Help me puzzle out this family mystery

So, I have this ancestor named Elijah STAFFORD. Elijah is a slippery sort. We all got an ancestor like that somewhere, I think; one who’s records are so scattershot the only possible explanation is they didn’t want to be found.

So here’s what we know about Elijah:

Elijah pops out of nowhere in the 1850s with his wife, Nancy WRIGHT. He listed his birth place as all sorts of things from census to census: North Carolina, South Carolina, “not known”, etc. On the 1870 census, Elijah states that his father was foreign-born. Him and his wife put down roots in Cherokee co., Alabama in 1860 and raised a brood of children.

Now, tracing his wife Nancy’s family isn’t so hard – she was from Gilmer co., Georgia, and a whole pack of her relatives moved with her and Elijah down to Alabama and lived next door to them. Now, checking the Gilmer co. GA marriage records reveals that Nancy WRIGHT married Elijah **HILL **on September 12, 1844. Curioser and curioser.

On the 1920 census, his eldest daughter stated that Elijah was born in Holland and spoke Dutch. Now, this is an interesting claim in that Elijah STAFFORD or Elijah HILL, whichever was his birth name, is not terribly Dutch. However, it seems like an odd detail to just make up (if she was just trying to make her father’s background more exotic, there’s way more exotic places than Holland, and I’m almost surprised she knew they spoke Dutch in Holland rather than ‘Hollandish’).

Now, in Sumter co. SC, there was a couple named Joshua STAFFORD (d. 1817) and his wife Charity (d. 1839), who had a son named Elijah (born 1807) who was about the right age to be MY Elijah STAFFORD. This son Elijah was something of a ne’er-do-well and skipped town in 1825 “to seek his fortune”, according to a legal record from his mother, Charity. Did this Elijah change his name to HILL, sober up, get married to Nancy in Georgia, and revert back to his birth name?

Now my Elijah STAFFORD could either be from Holland, or be the Sumter co. SC Elijah, but he cannot be both. Or he could be neither. It’s just so bizarre. It’s like having scattered bits of a puzzle that don’t fit right. Right now my options are:

  1. Elijah STAFFORD lit out from Sumter co. SC, went by the name HILL for an indeterminate amount of time, sobered up, married Nancy WRIGHT in Georgia, and moved to Alabama and raised a family.
  2. A Dutch immigrant showed up in Gilmer co. GA, going by the name Elijah HILL, married a local girl, changed his name to STAFFORD for reasons unknown, moved to Alabama and started a family.
  3. Nancy WRIGHT married an Elijah HILL who then obligingly dropped dead so she could remarry another man named Elijah STAFFORD, who was from SC or NC or who knows where. They then moved to Alabama and began a family.
  4. Other ideas?

Personally you can’t rely on census records very well, you can never tell who did the talking. You also don’t know what types of transcription errors there might be as they usually made 2-3 copies of each one. So as you’re finding out census records are good for a framework, but not always the best.

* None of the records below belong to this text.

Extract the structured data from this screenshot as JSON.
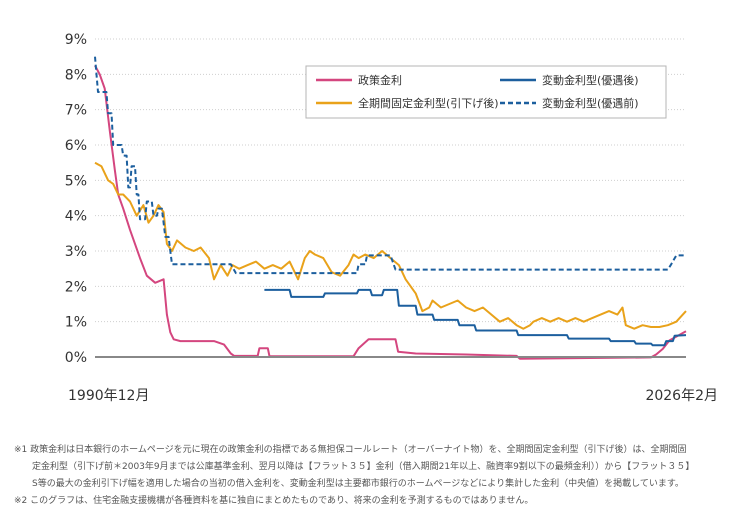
{
  "chart_data": {
    "type": "line",
    "x_start_label": "1990年12月",
    "x_end_label": "2026年2月",
    "x_range": [
      1990.92,
      2026.08
    ],
    "ylim": [
      0,
      9
    ],
    "yticks": [
      "0%",
      "1%",
      "2%",
      "3%",
      "4%",
      "5%",
      "6%",
      "7%",
      "8%",
      "9%"
    ],
    "grid": "y-only",
    "legend_position": "top-right",
    "series": [
      {
        "name": "政策金利",
        "color": "#d4467f",
        "style": "solid",
        "points": [
          [
            1990.92,
            8.25
          ],
          [
            1991.2,
            8.0
          ],
          [
            1991.5,
            7.6
          ],
          [
            1991.8,
            6.4
          ],
          [
            1992.1,
            5.3
          ],
          [
            1992.3,
            4.6
          ],
          [
            1992.6,
            4.2
          ],
          [
            1993.0,
            3.6
          ],
          [
            1993.3,
            3.2
          ],
          [
            1993.6,
            2.8
          ],
          [
            1994.0,
            2.3
          ],
          [
            1994.5,
            2.1
          ],
          [
            1995.0,
            2.2
          ],
          [
            1995.2,
            1.2
          ],
          [
            1995.4,
            0.7
          ],
          [
            1995.6,
            0.5
          ],
          [
            1996.0,
            0.45
          ],
          [
            1997.0,
            0.45
          ],
          [
            1998.0,
            0.45
          ],
          [
            1998.6,
            0.35
          ],
          [
            1999.0,
            0.1
          ],
          [
            1999.2,
            0.03
          ],
          [
            2000.6,
            0.03
          ],
          [
            2000.7,
            0.25
          ],
          [
            2001.2,
            0.25
          ],
          [
            2001.3,
            0.02
          ],
          [
            2006.3,
            0.02
          ],
          [
            2006.6,
            0.25
          ],
          [
            2007.2,
            0.5
          ],
          [
            2008.0,
            0.5
          ],
          [
            2008.8,
            0.5
          ],
          [
            2008.95,
            0.15
          ],
          [
            2010.0,
            0.1
          ],
          [
            2013.0,
            0.07
          ],
          [
            2016.0,
            0.03
          ],
          [
            2016.2,
            -0.05
          ],
          [
            2024.0,
            -0.01
          ],
          [
            2024.3,
            0.07
          ],
          [
            2024.7,
            0.23
          ],
          [
            2025.1,
            0.47
          ],
          [
            2026.08,
            0.73
          ]
        ]
      },
      {
        "name": "全期間固定金利型(引下げ後)",
        "color": "#e9a21a",
        "style": "solid",
        "points": [
          [
            1990.92,
            5.5
          ],
          [
            1991.3,
            5.4
          ],
          [
            1991.7,
            5.0
          ],
          [
            1992.0,
            4.9
          ],
          [
            1992.3,
            4.6
          ],
          [
            1992.6,
            4.6
          ],
          [
            1993.0,
            4.4
          ],
          [
            1993.4,
            4.0
          ],
          [
            1993.8,
            4.3
          ],
          [
            1994.1,
            3.8
          ],
          [
            1994.4,
            4.0
          ],
          [
            1994.7,
            4.3
          ],
          [
            1995.0,
            4.1
          ],
          [
            1995.2,
            3.2
          ],
          [
            1995.5,
            3.0
          ],
          [
            1995.8,
            3.3
          ],
          [
            1996.3,
            3.1
          ],
          [
            1996.8,
            3.0
          ],
          [
            1997.2,
            3.1
          ],
          [
            1997.7,
            2.8
          ],
          [
            1998.0,
            2.2
          ],
          [
            1998.4,
            2.6
          ],
          [
            1998.8,
            2.3
          ],
          [
            1999.1,
            2.6
          ],
          [
            1999.5,
            2.5
          ],
          [
            2000.0,
            2.6
          ],
          [
            2000.5,
            2.7
          ],
          [
            2001.0,
            2.5
          ],
          [
            2001.5,
            2.6
          ],
          [
            2002.0,
            2.5
          ],
          [
            2002.5,
            2.7
          ],
          [
            2003.0,
            2.2
          ],
          [
            2003.4,
            2.8
          ],
          [
            2003.7,
            3.0
          ],
          [
            2004.0,
            2.9
          ],
          [
            2004.5,
            2.8
          ],
          [
            2005.0,
            2.4
          ],
          [
            2005.5,
            2.3
          ],
          [
            2006.0,
            2.6
          ],
          [
            2006.3,
            2.9
          ],
          [
            2006.6,
            2.8
          ],
          [
            2007.0,
            2.9
          ],
          [
            2007.5,
            2.8
          ],
          [
            2008.0,
            3.0
          ],
          [
            2008.5,
            2.8
          ],
          [
            2009.0,
            2.6
          ],
          [
            2009.4,
            2.2
          ],
          [
            2010.0,
            1.8
          ],
          [
            2010.4,
            1.3
          ],
          [
            2010.8,
            1.4
          ],
          [
            2011.0,
            1.6
          ],
          [
            2011.5,
            1.4
          ],
          [
            2012.0,
            1.5
          ],
          [
            2012.5,
            1.6
          ],
          [
            2013.0,
            1.4
          ],
          [
            2013.5,
            1.3
          ],
          [
            2014.0,
            1.4
          ],
          [
            2014.5,
            1.2
          ],
          [
            2015.0,
            1.0
          ],
          [
            2015.5,
            1.1
          ],
          [
            2016.0,
            0.9
          ],
          [
            2016.4,
            0.8
          ],
          [
            2016.8,
            0.9
          ],
          [
            2017.0,
            1.0
          ],
          [
            2017.5,
            1.1
          ],
          [
            2018.0,
            1.0
          ],
          [
            2018.5,
            1.1
          ],
          [
            2019.0,
            1.0
          ],
          [
            2019.5,
            1.1
          ],
          [
            2020.0,
            1.0
          ],
          [
            2020.5,
            1.1
          ],
          [
            2021.0,
            1.2
          ],
          [
            2021.5,
            1.3
          ],
          [
            2022.0,
            1.2
          ],
          [
            2022.3,
            1.4
          ],
          [
            2022.5,
            0.9
          ],
          [
            2023.0,
            0.8
          ],
          [
            2023.5,
            0.9
          ],
          [
            2024.0,
            0.85
          ],
          [
            2024.5,
            0.85
          ],
          [
            2025.0,
            0.9
          ],
          [
            2025.5,
            1.0
          ],
          [
            2026.08,
            1.3
          ]
        ]
      },
      {
        "name": "変動金利型(優遇後)",
        "color": "#1c5f9e",
        "style": "solid",
        "points": [
          [
            2001.0,
            1.9
          ],
          [
            2002.5,
            1.9
          ],
          [
            2002.6,
            1.7
          ],
          [
            2004.5,
            1.7
          ],
          [
            2004.6,
            1.8
          ],
          [
            2006.5,
            1.8
          ],
          [
            2006.6,
            1.9
          ],
          [
            2007.3,
            1.9
          ],
          [
            2007.4,
            1.75
          ],
          [
            2008.0,
            1.75
          ],
          [
            2008.1,
            1.9
          ],
          [
            2008.9,
            1.9
          ],
          [
            2009.0,
            1.45
          ],
          [
            2010.0,
            1.45
          ],
          [
            2010.1,
            1.2
          ],
          [
            2011.0,
            1.2
          ],
          [
            2011.1,
            1.05
          ],
          [
            2012.5,
            1.05
          ],
          [
            2012.6,
            0.9
          ],
          [
            2013.5,
            0.9
          ],
          [
            2013.6,
            0.75
          ],
          [
            2016.0,
            0.75
          ],
          [
            2016.1,
            0.62
          ],
          [
            2019.0,
            0.62
          ],
          [
            2019.1,
            0.52
          ],
          [
            2021.5,
            0.52
          ],
          [
            2021.6,
            0.45
          ],
          [
            2023.0,
            0.45
          ],
          [
            2023.1,
            0.38
          ],
          [
            2024.0,
            0.38
          ],
          [
            2024.1,
            0.33
          ],
          [
            2024.8,
            0.33
          ],
          [
            2024.9,
            0.45
          ],
          [
            2025.3,
            0.45
          ],
          [
            2025.4,
            0.6
          ],
          [
            2026.08,
            0.62
          ]
        ]
      },
      {
        "name": "変動金利型(優遇前)",
        "color": "#1c5f9e",
        "style": "dashed",
        "points": [
          [
            1990.92,
            8.5
          ],
          [
            1991.1,
            7.5
          ],
          [
            1991.6,
            7.5
          ],
          [
            1991.7,
            6.9
          ],
          [
            1991.9,
            6.9
          ],
          [
            1992.0,
            6.0
          ],
          [
            1992.5,
            6.0
          ],
          [
            1992.6,
            5.7
          ],
          [
            1992.8,
            5.7
          ],
          [
            1992.9,
            4.8
          ],
          [
            1993.0,
            4.8
          ],
          [
            1993.1,
            5.4
          ],
          [
            1993.3,
            5.4
          ],
          [
            1993.4,
            4.6
          ],
          [
            1993.5,
            4.6
          ],
          [
            1993.6,
            3.9
          ],
          [
            1993.9,
            3.9
          ],
          [
            1994.0,
            4.4
          ],
          [
            1994.3,
            4.4
          ],
          [
            1994.4,
            4.0
          ],
          [
            1994.6,
            4.0
          ],
          [
            1994.7,
            4.2
          ],
          [
            1994.9,
            4.2
          ],
          [
            1995.1,
            3.4
          ],
          [
            1995.3,
            3.4
          ],
          [
            1995.4,
            3.0
          ],
          [
            1995.5,
            2.625
          ],
          [
            1999.0,
            2.625
          ],
          [
            1999.3,
            2.375
          ],
          [
            2006.5,
            2.375
          ],
          [
            2006.6,
            2.625
          ],
          [
            2007.0,
            2.625
          ],
          [
            2007.1,
            2.875
          ],
          [
            2008.5,
            2.875
          ],
          [
            2008.8,
            2.475
          ],
          [
            2025.0,
            2.475
          ],
          [
            2025.2,
            2.625
          ],
          [
            2025.5,
            2.875
          ],
          [
            2026.08,
            2.875
          ]
        ]
      }
    ]
  },
  "notes": [
    {
      "text": "※1 政策金利は日本銀行のホームページを元に現在の政策金利の指標である無担保コールレート（オーバーナイト物）を、全期間固定金利型（引下げ後）は、全期間固",
      "cont": false
    },
    {
      "text": "定金利型（引下げ前＊2003年9月までは公庫基準金利、翌月以降は【フラット３５】金利（借入期間21年以上、融資率9割以下の最頻金利））から【フラット３５】",
      "cont": true
    },
    {
      "text": "S等の最大の金利引下げ幅を適用した場合の当初の借入金利を、変動金利型は主要都市銀行のホームページなどにより集計した金利（中央値）を掲載しています。",
      "cont": true
    },
    {
      "text": "※2 このグラフは、住宅金融支援機構が各種資料を基に独自にまとめたものであり、将来の金利を予測するものではありません。",
      "cont": false
    }
  ]
}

There are also other explanations for what you’re finding with different names. Someone misread the marriage index and put down the wrong last name, I’ve done this before and had to go back and look at the marriage record again because everything else pointed to a different name. There could be two two Elijah’s running around, there are two of ‘me’ running around here and I run across his name every so often. I had two people with the same name marry women with the same first name and similar last names. Makes for a real pain to figure stuff out.

I hope that you are citing your sources, otherwise in a few months or a year you’re going to go ‘Where the hell did I get that information from?’ Do it now so you don’t have to worry about that. Don’t believe those trees on Ancestry either, most of them are crap where people just threw them together without thinking about what they were doing. You can use the information, but only as something to go on.

Note–to call someone “Dutch” in 19th Century America usually meant “German”.

If we’re guessing, I’d guess that Elijah’s father was from Holland, which would back up what he said about having a foreign born father, and in the 1920 census, Elijah’s daughter told the census agent about her grandfather, who either misheard her or just wrote it down wrong.

Record keeping error on the part of the one census guy seems simpler than a shady pack of lies from Elijah and/or his daughter.